Integration of Solr Queries into Cassandra API

Assuming you have set up DSE Search, and have data indexed in Solr from a column family, you can include a solr_query expression to CQL that takes advantage of the DSE Search hooks into the Solr API. This capability offers extensive query options, such as fuzzy matching.

The solr_query value supports any Lucene syntax. You can also use any Thrift API, such as Pycassa or Hector. Pycassa supports secondary indexes. You can use secondary indexes in Pycassa just as you use the Solr_query expression in DSE Search.

Querying Search Results Using CQL

You can use the CQL select statement to retrieve Solr data.

Synopsis

SELECT [FIRST <n>] [REVERSED] <select expression>
FROM <column family>
[USING <consistency>]
[WHERE solr_query = '<search expression>' [LIMIT <n>]

<select expression> syntax is:

{ <start_of_range> .. <end_of_range> | * }
| COUNT(* | 1)

A SELECT expression reads one or more records from a Cassandra column family and returns a result-set of rows. Each row consists of a row key and a collection of columns corresponding to the query.

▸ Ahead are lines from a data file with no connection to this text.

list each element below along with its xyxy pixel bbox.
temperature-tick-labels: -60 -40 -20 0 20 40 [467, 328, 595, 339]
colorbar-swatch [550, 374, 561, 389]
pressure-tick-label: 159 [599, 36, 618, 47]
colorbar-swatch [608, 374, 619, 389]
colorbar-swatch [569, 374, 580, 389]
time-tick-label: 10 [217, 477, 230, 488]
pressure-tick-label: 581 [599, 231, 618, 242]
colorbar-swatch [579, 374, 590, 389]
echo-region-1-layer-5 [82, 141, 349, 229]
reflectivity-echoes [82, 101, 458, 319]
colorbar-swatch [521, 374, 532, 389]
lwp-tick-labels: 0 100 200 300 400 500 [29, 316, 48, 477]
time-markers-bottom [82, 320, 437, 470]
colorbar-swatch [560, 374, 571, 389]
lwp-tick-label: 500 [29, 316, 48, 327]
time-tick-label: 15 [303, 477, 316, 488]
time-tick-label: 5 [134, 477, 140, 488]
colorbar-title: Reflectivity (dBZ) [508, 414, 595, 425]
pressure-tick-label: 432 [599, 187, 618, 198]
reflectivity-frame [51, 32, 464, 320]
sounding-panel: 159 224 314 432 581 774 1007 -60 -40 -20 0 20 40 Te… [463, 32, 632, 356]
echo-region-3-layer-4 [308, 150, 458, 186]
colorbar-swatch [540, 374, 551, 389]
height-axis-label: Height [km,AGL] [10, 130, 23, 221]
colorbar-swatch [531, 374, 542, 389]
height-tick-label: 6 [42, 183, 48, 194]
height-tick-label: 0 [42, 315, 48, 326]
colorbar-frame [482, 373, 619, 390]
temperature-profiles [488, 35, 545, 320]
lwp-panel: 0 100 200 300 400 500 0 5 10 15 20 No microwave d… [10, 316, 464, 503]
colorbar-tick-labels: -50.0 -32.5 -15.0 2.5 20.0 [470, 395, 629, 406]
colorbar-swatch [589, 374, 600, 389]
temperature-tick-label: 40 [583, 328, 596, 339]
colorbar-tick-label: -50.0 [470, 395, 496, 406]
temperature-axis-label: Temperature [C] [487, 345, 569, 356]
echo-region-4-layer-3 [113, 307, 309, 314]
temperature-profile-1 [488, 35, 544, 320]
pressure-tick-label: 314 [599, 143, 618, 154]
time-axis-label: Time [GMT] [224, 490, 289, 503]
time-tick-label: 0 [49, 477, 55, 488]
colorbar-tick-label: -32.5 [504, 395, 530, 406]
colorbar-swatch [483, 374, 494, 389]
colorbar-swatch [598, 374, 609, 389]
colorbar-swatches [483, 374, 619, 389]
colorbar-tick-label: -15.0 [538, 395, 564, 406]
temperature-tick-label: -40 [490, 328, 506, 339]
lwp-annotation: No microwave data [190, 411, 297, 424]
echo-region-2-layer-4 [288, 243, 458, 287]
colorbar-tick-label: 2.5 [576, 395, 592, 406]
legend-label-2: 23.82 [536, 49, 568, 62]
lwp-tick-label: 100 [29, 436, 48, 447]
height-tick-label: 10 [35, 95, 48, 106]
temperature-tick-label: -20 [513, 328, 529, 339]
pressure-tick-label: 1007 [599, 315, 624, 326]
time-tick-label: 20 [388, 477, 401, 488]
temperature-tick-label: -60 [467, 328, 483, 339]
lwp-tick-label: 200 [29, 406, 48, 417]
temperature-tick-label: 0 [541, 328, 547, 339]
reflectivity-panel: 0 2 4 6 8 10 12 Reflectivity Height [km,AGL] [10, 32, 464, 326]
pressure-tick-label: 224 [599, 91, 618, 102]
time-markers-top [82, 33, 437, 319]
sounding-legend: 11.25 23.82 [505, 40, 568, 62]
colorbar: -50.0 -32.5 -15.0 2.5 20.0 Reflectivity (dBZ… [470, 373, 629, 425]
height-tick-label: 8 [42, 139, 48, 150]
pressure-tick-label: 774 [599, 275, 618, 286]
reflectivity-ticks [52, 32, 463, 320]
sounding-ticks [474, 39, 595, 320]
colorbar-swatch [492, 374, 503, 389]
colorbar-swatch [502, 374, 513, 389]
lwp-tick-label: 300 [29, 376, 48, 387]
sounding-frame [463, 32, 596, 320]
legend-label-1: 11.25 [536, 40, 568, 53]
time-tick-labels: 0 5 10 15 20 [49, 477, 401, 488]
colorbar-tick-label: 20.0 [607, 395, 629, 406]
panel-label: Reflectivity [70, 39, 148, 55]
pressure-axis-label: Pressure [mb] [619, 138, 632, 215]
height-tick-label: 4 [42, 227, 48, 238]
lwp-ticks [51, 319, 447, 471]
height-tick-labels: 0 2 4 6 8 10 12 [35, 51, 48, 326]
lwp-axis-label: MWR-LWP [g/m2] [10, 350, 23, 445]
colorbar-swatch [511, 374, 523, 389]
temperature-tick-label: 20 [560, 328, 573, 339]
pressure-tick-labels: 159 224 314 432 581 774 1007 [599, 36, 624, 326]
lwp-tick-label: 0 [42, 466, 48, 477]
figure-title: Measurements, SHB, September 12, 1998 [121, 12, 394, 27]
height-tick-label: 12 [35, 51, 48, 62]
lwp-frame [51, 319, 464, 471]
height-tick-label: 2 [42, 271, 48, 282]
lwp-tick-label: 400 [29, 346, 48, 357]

Unlike the projection in a SQL SELECT, there is no guarantee that the results will contain all of the columns specified because Cassandra is schema-optional. An error does not occur if you request non-existent columns. In a production environment that uses a mixed workload cluster, you must search using the LOCAL_QUORUM consistency, as described in the Data Consistency in DSE Search article.

Example

To query the Wikipedia demo search results:

  1. Connect to the Cassandra Query Language (CQL) shell program. On the Mac, for example:

    cd <install_location>/bin
    
    ./cqlsh localhost
    
  2. Use the wiki keyspace and include the solr_query expression in a select statement to find the titles in the solr column family that begin with the letters natio:

    use wiki;
    
    SELECT title FROM solr USING CONSISTENCY local_quorum
      WHERE solr_query='title:natio*';
    

The query output appears:

 title
--------------------------------------------------------------------------
                                      Bolivia national football team 2002
 List of French born footballers who have played for other national teams
                    Lithuania national basketball team at Eurobasket 2009
                                      Bolivia national football team 2000
                                    Kenya national under-20 football team
                                      Bolivia national football team 1999
                                 Israel men's national inline hockey team
                                      Bolivia national football team 2001

Querying Multiple Column Families

To map multiple Cassandra column families to a single Solr core, use the Solr API. Specify multiple column families using the shards parameter. For example:

http://<host>:<port>/solr/<keyspace1>.<cf1>/select?q=*:*&shards=
  <host>:<port>/solr/<keyspace1>.<cf1>,<host>:<port>/solr/<keyspace2>.<cf2>

Using the Solr API, you can query multiple column families simultaneously if they have same schema.